= June Holeman =

American barrel racer

June Holeman (born June 11, 1943-August 3, 2018) was an American professional rodeo cowgirl who specialized in barrel racing.

==Life==
June E. Holeman was born on June 11, 1943, in Arcadia, Nebraska. Holeman was raised on her parents' ranch west of Arcadia; she never lived more than a mile away. She graduated from Arcadia High School. She married Donnie, and they had two daughters and a son. Holeman was a homemaker when she was not competing.

==Career==
Holeman and Donnie competed together; she in barrel racing, he in calf roping. Holeman won many championships in the NCRA, NSRA, and MSRA. Later, she competed in the Girl's Rodeo Association, now the Women's Professional Rodeo Association. She won some Prairie Circuit Championships. She qualified for the inaugural RFD-TV's The American Rodeo on her horse "Tallboy", who she raised and trained at home. Other associations where Holeman won championships were the NE-4d, BBR, and BHA. Holeman was always involved with rodeo in some form, in her last years she was mentoring new riders.

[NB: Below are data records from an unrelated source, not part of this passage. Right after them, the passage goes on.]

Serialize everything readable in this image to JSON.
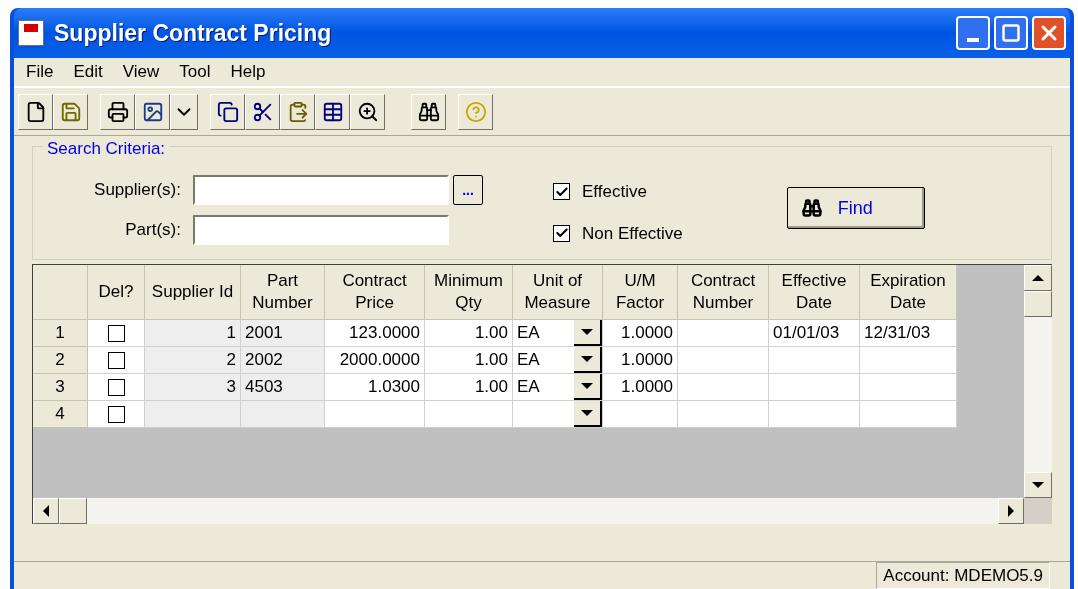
{
  "window": {
    "title": "Supplier Contract Pricing"
  },
  "menu": [
    {
      "label": "File"
    },
    {
      "label": "Edit"
    },
    {
      "label": "View"
    },
    {
      "label": "Tool"
    },
    {
      "label": "Help"
    }
  ],
  "search": {
    "legend": "Search Criteria:",
    "supplier_label": "Supplier(s):",
    "browse": "...",
    "part_label": "Part(s):",
    "checkboxes": [
      {
        "label": "Effective",
        "checked": true
      },
      {
        "label": "Non Effective",
        "checked": true
      }
    ],
    "find_button": "Find"
  },
  "table": {
    "columns": [
      {
        "label": "Del?",
        "kind": "checkbox"
      },
      {
        "label": "Supplier Id",
        "kind": "readonly-number"
      },
      {
        "label": "Part Number",
        "kind": "readonly-text"
      },
      {
        "label": "Contract Price",
        "kind": "number"
      },
      {
        "label": "Minimum Qty",
        "kind": "number"
      },
      {
        "label": "Unit of Measure",
        "kind": "dropdown"
      },
      {
        "label": "U/M Factor",
        "kind": "number"
      },
      {
        "label": "Contract Number",
        "kind": "text"
      },
      {
        "label": "Effective Date",
        "kind": "text"
      },
      {
        "label": "Expiration Date",
        "kind": "text"
      }
    ],
    "rows": [
      {
        "number": "1",
        "del": false,
        "cells": [
          "",
          "1",
          "2001",
          "123.0000",
          "1.00",
          "EA",
          "1.0000",
          "",
          "01/01/03",
          "12/31/03"
        ]
      },
      {
        "number": "2",
        "del": false,
        "cells": [
          "",
          "2",
          "2002",
          "2000.0000",
          "1.00",
          "EA",
          "1.0000",
          "",
          "",
          ""
        ]
      },
      {
        "number": "3",
        "del": false,
        "cells": [
          "",
          "3",
          "4503",
          "1.0300",
          "1.00",
          "EA",
          "1.0000",
          "",
          "",
          ""
        ]
      },
      {
        "number": "4",
        "del": false,
        "cells": [
          "",
          "",
          "",
          "",
          "",
          "",
          "",
          "",
          "",
          ""
        ]
      }
    ]
  },
  "status_bar": {
    "account": "Account: MDEMO5.9"
  }
}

She was making plans for Cheyenne Frontier Days not long before her death.

In 2005, when Holeman qualified for the National Finals Rodeo (NFR) on Sparky at age 62, she beat Martha Josey's record for oldest NFR qualifier at 60 years old. She held the record until 2016, when Mary Burger qualified at age 68.

Holeman's horse, Sparky Impression, nicknamed Sparky, won the 2005 PRCA/AQHA Horse of the Year Award. Holeman received Sparky from a friend, and she started on the barrel pattern. Her friend called up Holeman and said that the horse was really fast so come see him. Holeman said the horse stood at only 14.1 hands, but he fit her style instantly. Sparky was a sorrel gelding. Holeman said, "I got him the end of June 2001 and by the Fourth of July, we were placing at the amateur rodeos," Holeman said. "He was real green but he just took to it well." Sparky died on October 14, 2016, age 27.

Holeman died on August 3, 2018, in Lincoln, Nebraska, at 73 years of age. She last resided in Arcadia, Nebraska.